Files
scadalink-design/Component-HealthMonitoring.md
Joseph Doherty 19c7e6880f Refine Data Connection Layer: error handling, reconnection, write failures, health reporting
Add connection lifecycle (fixed-interval auto-reconnect, immediate bad quality on
disconnect, transparent re-subscribe), synchronous write failure errors to scripts,
periodic tag path resolution retry, and enhanced health reporting with tag resolution
counts.
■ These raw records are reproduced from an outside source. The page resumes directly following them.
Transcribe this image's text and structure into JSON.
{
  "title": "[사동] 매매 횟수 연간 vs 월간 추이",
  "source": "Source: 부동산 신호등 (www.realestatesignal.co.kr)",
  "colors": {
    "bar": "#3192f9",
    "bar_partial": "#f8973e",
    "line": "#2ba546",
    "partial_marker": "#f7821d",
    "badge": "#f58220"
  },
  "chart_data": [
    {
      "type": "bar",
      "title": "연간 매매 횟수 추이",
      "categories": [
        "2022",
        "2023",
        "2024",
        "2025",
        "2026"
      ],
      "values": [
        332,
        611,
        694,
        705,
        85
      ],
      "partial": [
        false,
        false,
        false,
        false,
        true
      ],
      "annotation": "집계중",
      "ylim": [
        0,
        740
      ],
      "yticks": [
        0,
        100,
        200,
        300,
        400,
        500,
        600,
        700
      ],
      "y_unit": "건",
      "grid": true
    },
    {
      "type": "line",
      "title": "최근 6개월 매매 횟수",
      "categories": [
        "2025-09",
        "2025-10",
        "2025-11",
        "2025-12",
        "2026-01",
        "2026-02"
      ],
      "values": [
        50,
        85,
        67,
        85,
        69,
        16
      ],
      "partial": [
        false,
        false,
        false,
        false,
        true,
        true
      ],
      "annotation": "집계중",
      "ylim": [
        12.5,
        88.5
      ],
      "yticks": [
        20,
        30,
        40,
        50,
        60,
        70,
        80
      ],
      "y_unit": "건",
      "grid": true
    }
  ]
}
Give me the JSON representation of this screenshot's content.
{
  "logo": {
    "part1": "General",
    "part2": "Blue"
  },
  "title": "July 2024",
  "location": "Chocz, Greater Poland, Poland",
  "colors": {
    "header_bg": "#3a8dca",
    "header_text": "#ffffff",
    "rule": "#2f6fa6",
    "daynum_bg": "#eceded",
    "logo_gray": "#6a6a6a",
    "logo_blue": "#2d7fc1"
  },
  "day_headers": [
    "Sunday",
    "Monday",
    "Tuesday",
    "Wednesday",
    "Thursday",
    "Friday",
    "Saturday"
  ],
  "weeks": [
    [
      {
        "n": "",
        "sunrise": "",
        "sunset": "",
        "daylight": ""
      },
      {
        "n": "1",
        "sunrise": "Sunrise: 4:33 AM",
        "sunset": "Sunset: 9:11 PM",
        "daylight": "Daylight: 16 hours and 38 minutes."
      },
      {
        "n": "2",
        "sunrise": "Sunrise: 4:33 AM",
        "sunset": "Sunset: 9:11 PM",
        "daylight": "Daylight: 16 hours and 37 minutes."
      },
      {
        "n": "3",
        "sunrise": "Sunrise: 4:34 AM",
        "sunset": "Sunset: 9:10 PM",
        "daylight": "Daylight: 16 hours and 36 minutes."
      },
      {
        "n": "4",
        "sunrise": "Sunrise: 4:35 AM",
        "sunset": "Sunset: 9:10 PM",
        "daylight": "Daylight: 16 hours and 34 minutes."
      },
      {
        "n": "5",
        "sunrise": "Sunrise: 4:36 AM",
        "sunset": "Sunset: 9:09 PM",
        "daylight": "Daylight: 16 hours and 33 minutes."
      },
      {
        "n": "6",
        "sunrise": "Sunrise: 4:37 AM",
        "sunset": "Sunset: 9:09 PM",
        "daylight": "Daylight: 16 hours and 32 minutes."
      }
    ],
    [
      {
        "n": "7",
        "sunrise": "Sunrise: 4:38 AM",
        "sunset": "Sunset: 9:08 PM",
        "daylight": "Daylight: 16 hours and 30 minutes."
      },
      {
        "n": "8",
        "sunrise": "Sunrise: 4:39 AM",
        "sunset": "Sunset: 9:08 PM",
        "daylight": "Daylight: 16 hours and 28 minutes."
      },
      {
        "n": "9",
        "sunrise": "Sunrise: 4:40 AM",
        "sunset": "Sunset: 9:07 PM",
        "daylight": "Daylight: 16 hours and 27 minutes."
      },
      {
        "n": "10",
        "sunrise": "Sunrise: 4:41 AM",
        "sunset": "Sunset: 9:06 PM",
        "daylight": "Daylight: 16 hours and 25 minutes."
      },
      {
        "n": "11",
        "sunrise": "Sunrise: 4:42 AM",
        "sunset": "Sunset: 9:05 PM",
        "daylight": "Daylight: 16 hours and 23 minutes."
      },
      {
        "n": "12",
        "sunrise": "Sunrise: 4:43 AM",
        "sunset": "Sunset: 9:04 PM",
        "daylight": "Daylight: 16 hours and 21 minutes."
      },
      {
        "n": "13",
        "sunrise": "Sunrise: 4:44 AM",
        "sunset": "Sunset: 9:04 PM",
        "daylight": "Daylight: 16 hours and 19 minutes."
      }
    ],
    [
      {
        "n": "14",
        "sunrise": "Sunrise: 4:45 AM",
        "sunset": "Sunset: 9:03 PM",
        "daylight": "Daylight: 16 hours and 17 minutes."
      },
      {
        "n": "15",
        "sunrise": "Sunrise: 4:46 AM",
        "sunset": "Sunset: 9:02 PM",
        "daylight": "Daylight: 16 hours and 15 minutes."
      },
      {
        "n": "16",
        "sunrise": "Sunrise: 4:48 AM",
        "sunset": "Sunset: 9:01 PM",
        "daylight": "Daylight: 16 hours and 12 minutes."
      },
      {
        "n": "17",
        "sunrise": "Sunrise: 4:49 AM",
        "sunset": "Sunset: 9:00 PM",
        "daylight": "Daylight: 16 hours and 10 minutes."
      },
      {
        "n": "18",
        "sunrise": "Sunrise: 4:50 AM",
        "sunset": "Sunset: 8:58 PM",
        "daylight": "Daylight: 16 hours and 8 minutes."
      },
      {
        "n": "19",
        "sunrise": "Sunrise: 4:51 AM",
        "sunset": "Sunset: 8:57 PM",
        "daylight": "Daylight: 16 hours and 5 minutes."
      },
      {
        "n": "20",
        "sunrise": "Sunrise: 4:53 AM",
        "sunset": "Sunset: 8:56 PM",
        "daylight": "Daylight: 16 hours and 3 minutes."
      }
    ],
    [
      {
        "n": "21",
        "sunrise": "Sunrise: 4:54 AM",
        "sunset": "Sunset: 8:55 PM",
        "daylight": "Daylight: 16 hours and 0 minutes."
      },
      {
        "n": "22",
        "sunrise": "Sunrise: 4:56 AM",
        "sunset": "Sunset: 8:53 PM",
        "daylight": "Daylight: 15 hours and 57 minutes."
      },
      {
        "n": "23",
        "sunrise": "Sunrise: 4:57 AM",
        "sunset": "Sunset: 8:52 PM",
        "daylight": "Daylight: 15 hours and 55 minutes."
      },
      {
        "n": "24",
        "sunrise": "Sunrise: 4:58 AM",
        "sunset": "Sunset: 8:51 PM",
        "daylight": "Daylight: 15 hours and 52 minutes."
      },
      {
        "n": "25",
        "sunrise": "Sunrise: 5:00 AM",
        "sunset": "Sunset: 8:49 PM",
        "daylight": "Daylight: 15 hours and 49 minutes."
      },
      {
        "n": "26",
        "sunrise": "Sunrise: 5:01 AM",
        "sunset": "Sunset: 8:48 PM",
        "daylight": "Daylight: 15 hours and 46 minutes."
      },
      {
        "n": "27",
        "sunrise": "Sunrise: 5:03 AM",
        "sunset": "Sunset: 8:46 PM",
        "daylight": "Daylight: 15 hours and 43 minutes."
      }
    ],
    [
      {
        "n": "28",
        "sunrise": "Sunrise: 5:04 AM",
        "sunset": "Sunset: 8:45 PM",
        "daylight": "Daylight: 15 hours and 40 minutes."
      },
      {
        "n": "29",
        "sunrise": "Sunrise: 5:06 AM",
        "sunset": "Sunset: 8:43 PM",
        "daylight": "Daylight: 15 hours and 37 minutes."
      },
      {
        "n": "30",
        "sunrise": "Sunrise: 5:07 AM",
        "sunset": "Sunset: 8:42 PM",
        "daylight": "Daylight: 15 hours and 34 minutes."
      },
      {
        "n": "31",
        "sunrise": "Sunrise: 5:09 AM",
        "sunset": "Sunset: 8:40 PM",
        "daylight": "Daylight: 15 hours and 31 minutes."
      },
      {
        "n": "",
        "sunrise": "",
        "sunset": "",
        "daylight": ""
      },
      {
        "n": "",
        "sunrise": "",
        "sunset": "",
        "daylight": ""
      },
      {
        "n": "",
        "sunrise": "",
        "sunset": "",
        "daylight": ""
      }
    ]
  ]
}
Update cross-references in Health Monitoring and Site Runtime.
2026-03-16 07:51:37 -04:00

2.9 KiB

Component: Health Monitoring

Purpose

The Health Monitoring component collects and reports operational health metrics from site clusters to the central cluster, providing engineers with visibility into the status of the distributed system.

Location

Site clusters (metric collection and reporting). Central cluster (aggregation and display).

Responsibilities

Site Side

  • Collect health metrics from local subsystems.
  • Periodically report metrics to the central cluster via the Communication Layer.

Central Side

  • Receive and store health metrics from all sites.
  • Detect site connectivity status (online/offline) based on heartbeat presence.
  • Present health data in the Central UI dashboard.

Monitored Metrics

Metric Source Description
Site online/offline Communication Layer Whether the site is reachable (based on heartbeat)
Active/standby node status Cluster Infrastructure Which node is active, which is standby
Data connection health Data Connection Layer Connected/disconnected/reconnecting per data connection
Tag resolution counts Data Connection Layer Per connection: total subscribed tags vs. successfully resolved tags
Script error rates Site Runtime (Script Actors) Frequency of script failures
Alarm evaluation error rates Site Runtime (Alarm Actors) Frequency of alarm evaluation failures
Store-and-forward buffer depth Store-and-Forward Engine Pending messages by category (external, notification, DB write)

Reporting Protocol

  • Sites send a health report message to central at a configurable interval (e.g., every 30 seconds).
  • Each report contains the current values of all monitored metrics.
  • If central does not receive a report within a timeout window, the site is marked as offline.

Central Storage

  • Health metrics are held in memory at the central cluster for display in the UI.
  • No historical health data is persisted — the dashboard shows current/latest status only.
  • Site connectivity history (online/offline transitions) may optionally be logged via the Audit Log or a separate mechanism if needed in the future.

No Alerting

  • Health monitoring is display-only for now — no automated notifications or alerts are triggered by health status changes.
  • This can be extended in the future.

Dependencies

  • Communication Layer: Transports health reports from sites to central.
  • Data Connection Layer (site): Provides connection health metrics.
  • Site Runtime (site): Provides script error rate and alarm evaluation error rate metrics.
  • Store-and-Forward Engine (site): Provides buffer depth metrics.
  • Cluster Infrastructure (site): Provides node role status.

Interactions

  • Central UI: Health Monitoring Dashboard displays aggregated metrics.
  • Communication Layer: Health reports flow as periodic messages.